EI3103 Lab Course Analog Circuit Design
This course gives students the opportunity to learn the basics of the design and the characterization of analog circuits. Therefore basic circuitry (e.g. differential pair, current and voltage references) has to be designed with standard industry-tools (Cadence, Matlab). The students have to develop the full schematic diagram and dimension the device parameters. Afterwards the circuitry has to be assembled with discrete devices and the functionality has to be tested. The device and circuit parameters have to be determined and evaluated with test circuits and measurement equipment. Familiarization with CAD environment, PVT (Process, Voltage, and Temperature) variation, Transistor Characterization.
EI3104 Lab Course Digital Circuit Design
The aim of the module is to provide the students with knowledge and understanding of practical Integrated Circuit (IC) design techniques in digital IC. It includes both digital IC design at transistor level as well as system level using hardware description language (HDL). Verilog-HDL is the targeted HDL in this semester. This is a full laboratory course with 100% laboratory assessment, and that’s no written examination.

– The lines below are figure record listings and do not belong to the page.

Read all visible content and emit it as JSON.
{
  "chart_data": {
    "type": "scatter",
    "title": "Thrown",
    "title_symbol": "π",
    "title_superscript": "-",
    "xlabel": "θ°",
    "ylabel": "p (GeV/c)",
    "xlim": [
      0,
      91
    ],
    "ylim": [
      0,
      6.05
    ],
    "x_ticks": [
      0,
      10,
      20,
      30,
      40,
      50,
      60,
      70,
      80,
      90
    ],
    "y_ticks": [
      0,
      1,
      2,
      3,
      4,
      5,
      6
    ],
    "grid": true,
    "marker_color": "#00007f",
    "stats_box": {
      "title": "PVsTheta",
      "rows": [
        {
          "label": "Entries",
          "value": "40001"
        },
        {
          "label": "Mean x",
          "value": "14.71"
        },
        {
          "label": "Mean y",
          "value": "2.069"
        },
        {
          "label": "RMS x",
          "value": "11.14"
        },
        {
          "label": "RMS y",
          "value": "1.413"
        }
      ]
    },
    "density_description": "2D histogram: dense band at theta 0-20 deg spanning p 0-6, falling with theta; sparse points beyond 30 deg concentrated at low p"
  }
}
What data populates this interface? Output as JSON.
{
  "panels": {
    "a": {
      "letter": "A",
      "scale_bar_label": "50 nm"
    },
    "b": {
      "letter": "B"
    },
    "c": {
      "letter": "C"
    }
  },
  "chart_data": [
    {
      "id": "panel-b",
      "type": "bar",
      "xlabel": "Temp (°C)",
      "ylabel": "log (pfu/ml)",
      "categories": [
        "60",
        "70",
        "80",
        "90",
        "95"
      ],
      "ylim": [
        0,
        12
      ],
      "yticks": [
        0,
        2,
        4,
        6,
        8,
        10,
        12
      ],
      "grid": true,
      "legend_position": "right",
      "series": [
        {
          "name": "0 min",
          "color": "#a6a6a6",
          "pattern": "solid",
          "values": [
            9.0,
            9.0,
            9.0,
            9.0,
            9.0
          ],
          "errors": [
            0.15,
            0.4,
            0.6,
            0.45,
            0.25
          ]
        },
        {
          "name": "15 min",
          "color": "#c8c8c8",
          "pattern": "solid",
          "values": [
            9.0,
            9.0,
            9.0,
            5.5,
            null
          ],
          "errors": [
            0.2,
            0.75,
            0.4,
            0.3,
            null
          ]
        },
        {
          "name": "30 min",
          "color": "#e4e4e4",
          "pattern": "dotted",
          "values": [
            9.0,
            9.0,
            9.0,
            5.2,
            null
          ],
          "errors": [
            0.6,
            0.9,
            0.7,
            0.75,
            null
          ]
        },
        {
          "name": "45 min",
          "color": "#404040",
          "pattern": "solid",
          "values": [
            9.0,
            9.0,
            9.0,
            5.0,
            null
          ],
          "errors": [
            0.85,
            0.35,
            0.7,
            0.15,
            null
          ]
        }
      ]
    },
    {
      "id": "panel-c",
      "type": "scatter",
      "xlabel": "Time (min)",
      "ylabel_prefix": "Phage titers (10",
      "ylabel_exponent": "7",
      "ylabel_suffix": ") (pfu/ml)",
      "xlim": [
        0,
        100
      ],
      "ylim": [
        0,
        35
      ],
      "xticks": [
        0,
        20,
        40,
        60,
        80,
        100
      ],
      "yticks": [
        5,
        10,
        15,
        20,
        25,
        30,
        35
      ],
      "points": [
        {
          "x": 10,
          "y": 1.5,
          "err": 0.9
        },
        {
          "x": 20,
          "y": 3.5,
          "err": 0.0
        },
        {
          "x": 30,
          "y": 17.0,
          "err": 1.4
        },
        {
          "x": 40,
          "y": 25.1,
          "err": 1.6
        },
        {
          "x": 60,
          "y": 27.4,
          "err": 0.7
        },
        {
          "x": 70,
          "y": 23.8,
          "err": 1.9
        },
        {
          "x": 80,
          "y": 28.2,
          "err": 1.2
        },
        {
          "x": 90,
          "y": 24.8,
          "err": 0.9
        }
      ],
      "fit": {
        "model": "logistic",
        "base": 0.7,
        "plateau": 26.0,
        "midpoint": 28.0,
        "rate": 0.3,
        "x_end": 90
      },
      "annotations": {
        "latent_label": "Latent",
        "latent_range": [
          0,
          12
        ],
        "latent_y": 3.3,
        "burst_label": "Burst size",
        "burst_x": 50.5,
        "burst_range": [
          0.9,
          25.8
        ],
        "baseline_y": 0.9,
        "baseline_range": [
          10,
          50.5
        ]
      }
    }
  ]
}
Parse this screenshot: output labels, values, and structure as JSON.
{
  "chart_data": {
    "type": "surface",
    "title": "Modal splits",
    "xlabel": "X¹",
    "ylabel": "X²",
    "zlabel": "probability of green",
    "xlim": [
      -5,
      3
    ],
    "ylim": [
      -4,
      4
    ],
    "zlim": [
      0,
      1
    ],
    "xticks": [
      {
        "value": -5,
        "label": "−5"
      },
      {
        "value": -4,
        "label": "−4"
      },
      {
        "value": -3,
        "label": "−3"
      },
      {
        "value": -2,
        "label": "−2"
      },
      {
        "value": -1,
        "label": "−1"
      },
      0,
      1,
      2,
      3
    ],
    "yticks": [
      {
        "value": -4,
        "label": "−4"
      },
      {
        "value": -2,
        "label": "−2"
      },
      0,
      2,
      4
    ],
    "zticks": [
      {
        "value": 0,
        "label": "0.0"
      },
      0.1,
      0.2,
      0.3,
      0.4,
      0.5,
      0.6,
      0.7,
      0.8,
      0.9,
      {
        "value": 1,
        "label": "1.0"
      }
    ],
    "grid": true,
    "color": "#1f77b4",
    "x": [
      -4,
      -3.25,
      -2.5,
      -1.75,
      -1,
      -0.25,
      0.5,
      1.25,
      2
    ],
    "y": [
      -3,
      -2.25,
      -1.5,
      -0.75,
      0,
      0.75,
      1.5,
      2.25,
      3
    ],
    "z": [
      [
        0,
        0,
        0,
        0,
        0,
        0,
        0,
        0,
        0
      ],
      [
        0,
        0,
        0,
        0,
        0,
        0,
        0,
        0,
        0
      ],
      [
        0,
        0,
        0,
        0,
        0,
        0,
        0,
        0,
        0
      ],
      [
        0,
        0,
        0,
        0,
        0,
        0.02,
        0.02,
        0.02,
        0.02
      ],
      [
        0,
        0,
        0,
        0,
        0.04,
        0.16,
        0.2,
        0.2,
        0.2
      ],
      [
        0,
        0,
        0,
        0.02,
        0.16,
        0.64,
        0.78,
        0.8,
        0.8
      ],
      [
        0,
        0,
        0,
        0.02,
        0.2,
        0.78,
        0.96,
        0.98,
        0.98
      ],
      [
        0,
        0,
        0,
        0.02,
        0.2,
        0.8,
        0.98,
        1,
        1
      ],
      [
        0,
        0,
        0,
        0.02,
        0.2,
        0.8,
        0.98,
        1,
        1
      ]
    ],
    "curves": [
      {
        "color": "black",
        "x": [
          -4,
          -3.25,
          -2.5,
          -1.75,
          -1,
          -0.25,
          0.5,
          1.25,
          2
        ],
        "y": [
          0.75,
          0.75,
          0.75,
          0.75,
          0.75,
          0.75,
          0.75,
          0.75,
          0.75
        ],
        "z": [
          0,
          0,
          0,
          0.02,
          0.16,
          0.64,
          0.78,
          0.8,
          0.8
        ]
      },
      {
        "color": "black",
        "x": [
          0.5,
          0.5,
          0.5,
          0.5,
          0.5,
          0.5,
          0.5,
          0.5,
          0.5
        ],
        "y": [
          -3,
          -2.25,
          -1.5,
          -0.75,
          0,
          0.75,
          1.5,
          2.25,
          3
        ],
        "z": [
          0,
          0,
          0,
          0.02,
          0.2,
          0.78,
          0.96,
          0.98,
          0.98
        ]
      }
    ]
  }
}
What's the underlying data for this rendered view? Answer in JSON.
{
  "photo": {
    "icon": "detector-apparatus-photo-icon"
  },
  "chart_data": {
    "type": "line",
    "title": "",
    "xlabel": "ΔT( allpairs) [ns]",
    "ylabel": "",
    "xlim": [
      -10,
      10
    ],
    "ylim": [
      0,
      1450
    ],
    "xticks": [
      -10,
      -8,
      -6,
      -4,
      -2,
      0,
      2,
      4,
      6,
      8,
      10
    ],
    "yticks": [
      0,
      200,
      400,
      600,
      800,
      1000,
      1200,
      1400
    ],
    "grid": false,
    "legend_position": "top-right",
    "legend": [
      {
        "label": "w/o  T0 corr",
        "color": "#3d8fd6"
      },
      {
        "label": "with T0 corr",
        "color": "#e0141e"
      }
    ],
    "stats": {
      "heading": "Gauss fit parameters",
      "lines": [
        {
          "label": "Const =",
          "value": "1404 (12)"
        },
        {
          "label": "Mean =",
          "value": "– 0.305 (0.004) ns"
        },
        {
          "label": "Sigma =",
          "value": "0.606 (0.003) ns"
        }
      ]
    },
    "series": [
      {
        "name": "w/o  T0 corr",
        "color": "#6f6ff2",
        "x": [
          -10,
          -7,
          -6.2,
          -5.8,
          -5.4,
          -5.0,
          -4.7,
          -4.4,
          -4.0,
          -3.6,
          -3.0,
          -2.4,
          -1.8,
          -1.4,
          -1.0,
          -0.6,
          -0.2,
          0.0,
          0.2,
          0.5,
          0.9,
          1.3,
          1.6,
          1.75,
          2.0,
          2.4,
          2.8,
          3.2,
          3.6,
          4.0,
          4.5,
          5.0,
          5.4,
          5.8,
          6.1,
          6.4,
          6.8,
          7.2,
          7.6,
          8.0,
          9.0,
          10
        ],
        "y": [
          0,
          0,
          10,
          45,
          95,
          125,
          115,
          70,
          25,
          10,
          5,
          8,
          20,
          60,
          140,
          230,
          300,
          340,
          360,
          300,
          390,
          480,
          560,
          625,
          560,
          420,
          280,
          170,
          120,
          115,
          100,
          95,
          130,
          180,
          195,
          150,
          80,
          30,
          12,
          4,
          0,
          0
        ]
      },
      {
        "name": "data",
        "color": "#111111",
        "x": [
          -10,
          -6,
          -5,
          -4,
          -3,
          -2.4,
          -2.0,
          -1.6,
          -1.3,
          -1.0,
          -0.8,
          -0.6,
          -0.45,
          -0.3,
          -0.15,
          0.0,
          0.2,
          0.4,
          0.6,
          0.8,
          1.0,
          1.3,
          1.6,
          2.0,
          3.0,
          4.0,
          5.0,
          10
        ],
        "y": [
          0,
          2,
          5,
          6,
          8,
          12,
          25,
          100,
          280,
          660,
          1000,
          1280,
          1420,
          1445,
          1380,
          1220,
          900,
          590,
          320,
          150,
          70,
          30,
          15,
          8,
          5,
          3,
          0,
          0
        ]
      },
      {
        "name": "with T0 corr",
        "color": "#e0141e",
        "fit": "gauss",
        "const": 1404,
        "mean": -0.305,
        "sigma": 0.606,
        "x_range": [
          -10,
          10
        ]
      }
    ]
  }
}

Semester 5 (Specialisation 2: Systems & Sensors)
EI3200 Micro System Technologies (MEMS components)
Understanding of micro-structured energy converter system design and dimensioning of micro-transducers, piezoresistive transducers, piezoelectric transducers, magnetic transducers, Calculation of basic structures and design of micro-structured mechanical and fluidic elements.
EI0667 Real Time and Embedded Systems
The Lecture "Real-Time and Embedded Systems" covers the topics:
Basics of embedded processor architectures
Bus and memory architectures
Performance/Timing analysis of embedded systems
Models for real-time systems
Principles of embedded software development
Basic real-time programming language concepts (e.g. Esterel)
Real-time operating systems
Design space exploration
EI3301 Dynamic Systems and Control 2
Representation and Analysis of Multi-Input Multi-Output Systems, performance specification and limitations, H control (PK structure, H control problem, Mixed sensitivity design, characterization of H norm, control synthesis), bisection algorithm.
EI0663 Lab Course Control and Automation Laboratory
The laboratory consists of experiments on the following topics: computer aided control design, state space control design, systems with distributed parameters, machine vision in automation systems, mobile robots, automation with petrinets and neuronal networks.
NOTE - 'A' level students have to do 2 soft skills modules and Engineering Practice (Internship) in Semester 6.